Corrupt database after harddisk outage - manual intervention needed

kochjoe
Padawan

Hi there,

we are using Exasol community edition 6.0.8 and now after a harddisk failure of the underlying virtualization platform we are not able to start the database again. When opening the monitoring module we see:

2020-11-11 15:45:55.377158ErrorEXAoneController(0.0): Emergency shutdown: Process 1 requested emergency shutdown. Reason: A volume has been locked. Shut down system now.
2020-11-11 15:45:55.376518ErrorEXAonepddserver(1.0): Database corrupt: Manual intervention is needed.A volume has been locked. Shut down system now.

 

Question:

Are there any means within the web console that we can accomplish this manual intervention?

Is there a way to connect with the maintenance user to see what the services and the filesystem is behaving?

An external backup is available, but without a running database we seem not able to do a restore.

 

Any help is appreciated

 

5 REPLIES 5

Charlie
Xpert

Hi,

the external backup you are talking about is an Exasol Backup or a VM Backup?
If you have got a exasol backup:

* To restore the database add a new data volume in the EXAStorage view.

Charlie_1-1605168113010.png

Be sure to add your account to the allowed users. Otherwise you will not be able  to select the volume in the next step

* In the EXASolution edit your failed database and select the newly created data volume

Charlie_2-1605168402134.png

* Save the changes and select select backups:

Charlie_3-1605168440411.png

* Select your database backup and click restore

Charlie_4-1605168757535.png

 

This will take some time and will restore the backup into the new data volume.
The old - possibly corrupt data volume - is still available and may be used to further investigate the issue.

 

If you haven't got a Exasol database backup 

Can you post a screenshot of the EXAStorage View in EXAOperation?

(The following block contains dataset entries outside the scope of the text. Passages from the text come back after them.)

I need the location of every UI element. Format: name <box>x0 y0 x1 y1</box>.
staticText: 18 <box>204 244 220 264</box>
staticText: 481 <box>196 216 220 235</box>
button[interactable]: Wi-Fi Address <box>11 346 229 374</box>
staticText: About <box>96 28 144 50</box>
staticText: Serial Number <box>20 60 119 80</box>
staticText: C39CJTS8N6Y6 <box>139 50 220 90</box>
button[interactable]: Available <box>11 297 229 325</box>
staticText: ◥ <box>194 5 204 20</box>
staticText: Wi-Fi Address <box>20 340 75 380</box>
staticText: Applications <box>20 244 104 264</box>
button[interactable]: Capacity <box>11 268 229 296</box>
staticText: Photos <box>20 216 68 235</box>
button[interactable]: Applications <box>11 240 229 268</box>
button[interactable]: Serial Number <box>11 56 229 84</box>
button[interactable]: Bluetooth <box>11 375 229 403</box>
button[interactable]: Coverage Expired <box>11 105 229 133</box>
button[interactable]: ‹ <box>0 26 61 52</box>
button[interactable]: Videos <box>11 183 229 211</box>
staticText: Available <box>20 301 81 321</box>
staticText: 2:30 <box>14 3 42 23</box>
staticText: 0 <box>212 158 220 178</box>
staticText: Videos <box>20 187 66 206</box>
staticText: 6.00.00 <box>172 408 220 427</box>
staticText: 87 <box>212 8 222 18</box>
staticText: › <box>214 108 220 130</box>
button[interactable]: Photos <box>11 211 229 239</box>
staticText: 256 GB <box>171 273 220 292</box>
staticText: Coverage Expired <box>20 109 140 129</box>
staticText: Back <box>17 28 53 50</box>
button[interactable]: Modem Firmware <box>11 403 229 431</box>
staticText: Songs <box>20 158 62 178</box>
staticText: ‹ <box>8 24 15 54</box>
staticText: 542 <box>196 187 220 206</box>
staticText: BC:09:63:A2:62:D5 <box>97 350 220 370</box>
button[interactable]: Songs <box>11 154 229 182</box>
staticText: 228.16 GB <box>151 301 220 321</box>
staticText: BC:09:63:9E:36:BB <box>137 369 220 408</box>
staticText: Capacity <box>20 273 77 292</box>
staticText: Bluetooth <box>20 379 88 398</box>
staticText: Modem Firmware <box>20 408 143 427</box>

If you click the data volume and open the detail view. What's the status of the volume?

 

 

 

 

kochjoe
Padawan

Hi Charlie,

thanks for your answer and the detailed information. The problem is that the local storage is currently not availble as all volumes are locked and waiting for HDD recovery.

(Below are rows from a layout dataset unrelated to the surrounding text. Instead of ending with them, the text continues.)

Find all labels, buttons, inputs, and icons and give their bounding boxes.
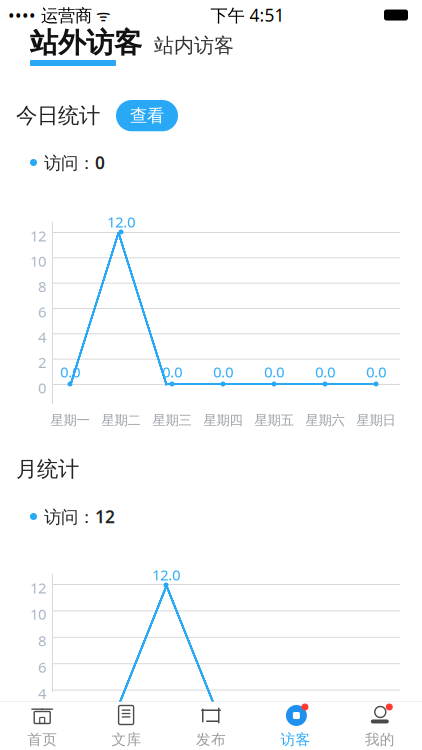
staticText: 星期五 bbox=[254, 412, 294, 428]
staticText: 12 bbox=[30, 226, 46, 246]
staticText: 星期二 bbox=[102, 412, 140, 428]
button[interactable]: 查看 bbox=[116, 100, 178, 131]
button[interactable]: 发布 bbox=[169, 700, 253, 750]
staticText: 4 bbox=[38, 327, 46, 347]
button[interactable]: 首页 bbox=[0, 700, 84, 750]
staticText: 0.0 bbox=[60, 362, 80, 382]
staticText: 星期一 bbox=[50, 412, 90, 428]
staticText: 下午 4:51 bbox=[210, 4, 284, 26]
button[interactable]: 文库 bbox=[84, 700, 169, 750]
staticText: 我的 bbox=[365, 730, 395, 748]
button[interactable]: 访客 bbox=[253, 700, 338, 750]
staticText: 0.0 bbox=[264, 362, 284, 382]
staticText: 访客 bbox=[280, 730, 310, 748]
staticText: 0 bbox=[38, 378, 46, 398]
staticText: 访问：0 bbox=[44, 151, 105, 174]
staticText: 星期日 bbox=[356, 412, 396, 428]
staticText: 发布 bbox=[196, 730, 226, 748]
staticText: 6 bbox=[38, 657, 46, 677]
staticText: 12.0 bbox=[152, 565, 180, 584]
staticText: 12.0 bbox=[107, 212, 135, 232]
button[interactable]: 站外访客 bbox=[30, 26, 142, 60]
staticText: 0.0 bbox=[162, 362, 182, 382]
staticText: 10 bbox=[30, 251, 46, 271]
staticText: 星期四 bbox=[204, 412, 242, 428]
staticText: 0.0 bbox=[366, 362, 386, 382]
staticText: 8 bbox=[38, 277, 46, 296]
staticText: 星期三 bbox=[152, 412, 192, 428]
button[interactable]: 我的 bbox=[338, 700, 422, 750]
staticText: 2 bbox=[38, 353, 46, 372]
staticText: 查看 bbox=[130, 105, 164, 126]
staticText: 4 bbox=[38, 684, 46, 703]
staticText: 10 bbox=[30, 604, 46, 624]
staticText: 0.0 bbox=[213, 362, 233, 382]
staticText: ᯤ bbox=[92, 4, 111, 26]
staticText: 今日统计 bbox=[16, 102, 100, 129]
staticText: 站外访客 bbox=[30, 26, 142, 60]
staticText: 0.0 bbox=[315, 362, 335, 382]
button[interactable]: 站内访客 bbox=[154, 33, 234, 58]
staticText: 8 bbox=[38, 631, 46, 650]
staticText: 首页 bbox=[27, 730, 57, 748]
staticText: 文库 bbox=[112, 730, 142, 748]
staticText: 月统计 bbox=[16, 456, 79, 482]
staticText: •••• 运营商 bbox=[8, 4, 92, 26]
staticText: 12 bbox=[30, 578, 46, 598]
staticText: 访问：12 bbox=[44, 505, 115, 528]
staticText: 站内访客 bbox=[154, 33, 234, 58]
staticText: 6 bbox=[38, 302, 46, 322]
staticText: 星期六 bbox=[306, 412, 344, 428]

kochjoe_0-1605203348933.png

I could follow your idea and create a new backup volume, but then I don't know how to transfer the external stored backup to that volume.

Thanks, Jörg

kochjoe
Padawan

I tried to to do do a filesystem check and rebooted the node and now see this in the logs - cannot see the filesystem check beeing processed:

Log.png

Anything I can do from here?

Thx

Charlie
Xpert

Hi,

you can upload the backup files into the new archive volume either bei using ftp or curl

 

curl --ftp-ssl --insecure --user admin:<password> --upload-file <downloaded backup file> ftp://<ip>:2021/<volume-name>/<downloaded backp file>

 

Example:

 

curl --ftp-ssl --insecure --user admin:admin --upload-file metadata_202011120856 ftp://10.1.112.11:2021/v0027/EXASolo/id_1/level_0/node_0/metadata_202011120856 	

 


However I was wondering why the node status is waiting for HDD recovery.

 

As the VM is online I suspect that you were able to recover your VM environment after the outage?

 

Regards

 

 

exa-ThomasM
Moderator
Moderator

Hi Jörg, Hi Charly,

In this situation, it is saying "LOCKED (waiting for HDD recovery)". This means that the HDD has been taken offline for some reason.

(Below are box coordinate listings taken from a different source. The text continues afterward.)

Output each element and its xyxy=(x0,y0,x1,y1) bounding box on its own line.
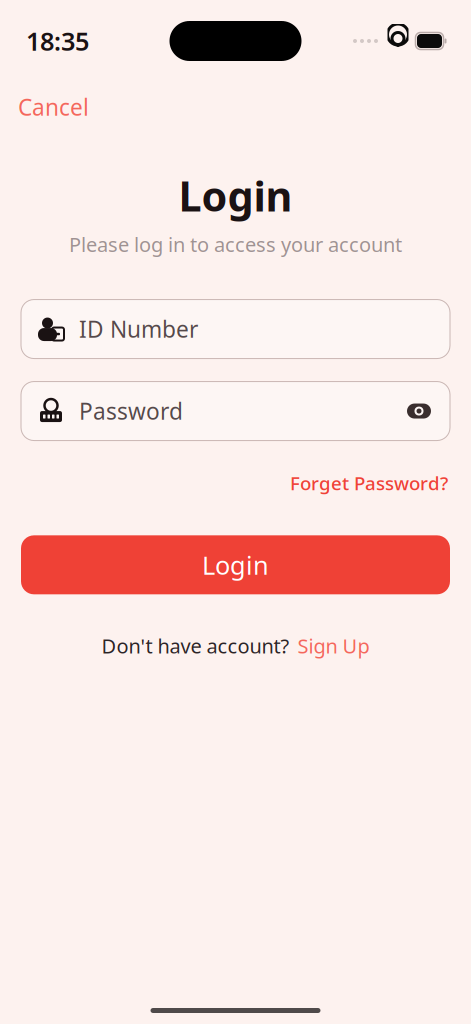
staticText: Login xyxy=(178,168,292,223)
button[interactable]: Sign Up xyxy=(298,628,370,663)
staticText: Login xyxy=(202,548,269,582)
button[interactable]: ID Number xyxy=(21,300,450,358)
button[interactable]: Forget Password? xyxy=(288,464,450,501)
button[interactable]: Login xyxy=(21,535,450,594)
staticText: Cancel xyxy=(18,92,89,122)
staticText: Password xyxy=(79,396,183,426)
button[interactable]: Cancel xyxy=(0,84,107,130)
staticText: Please log in to access your account xyxy=(69,231,402,258)
button[interactable]: Password xyxy=(21,382,450,440)
staticText: Sign Up xyxy=(298,632,370,659)
staticText: Don't have account? xyxy=(102,632,290,659)
staticText: 18:35 xyxy=(26,24,89,58)
staticText: Forget Password? xyxy=(290,470,448,495)
staticText: ID Number xyxy=(79,314,198,344)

EXAStorage is taking the drives down, as soon as there is a small error to prevent any sort of data loss.

Below this section of volumes, you will also see a section with the nodes and Disks, written as "[UU]":

exa-ThomasM_1-1605780391143.png

Within this case, we can see, that n0013 is missing two disks. Every "logical" disk, present to EXAStorage, is shown as one "U".

By taking this picture as an example, the volume which is using n0013 will be "LOCKED (waiting for HDD Recovery)".

In order to solve this issue, it's required to enable these disks again. Please make sure, these disks are OK before enabling it.

If you are sure, that these disks are OK, click to the node name (on the left side) and mark the disks and click on "Enable devices":

exa-ThomasM_0-1605780372259.png

This will bring the disks online again. Afterwards, the LOCK has been resolved.


Please keep in mind, that your screenshot is showing only redundancy 1, which means if the disk is broken and needs to be replaced, the data will be lost. A restore of a backup will be necessary.


Hope this answers your question.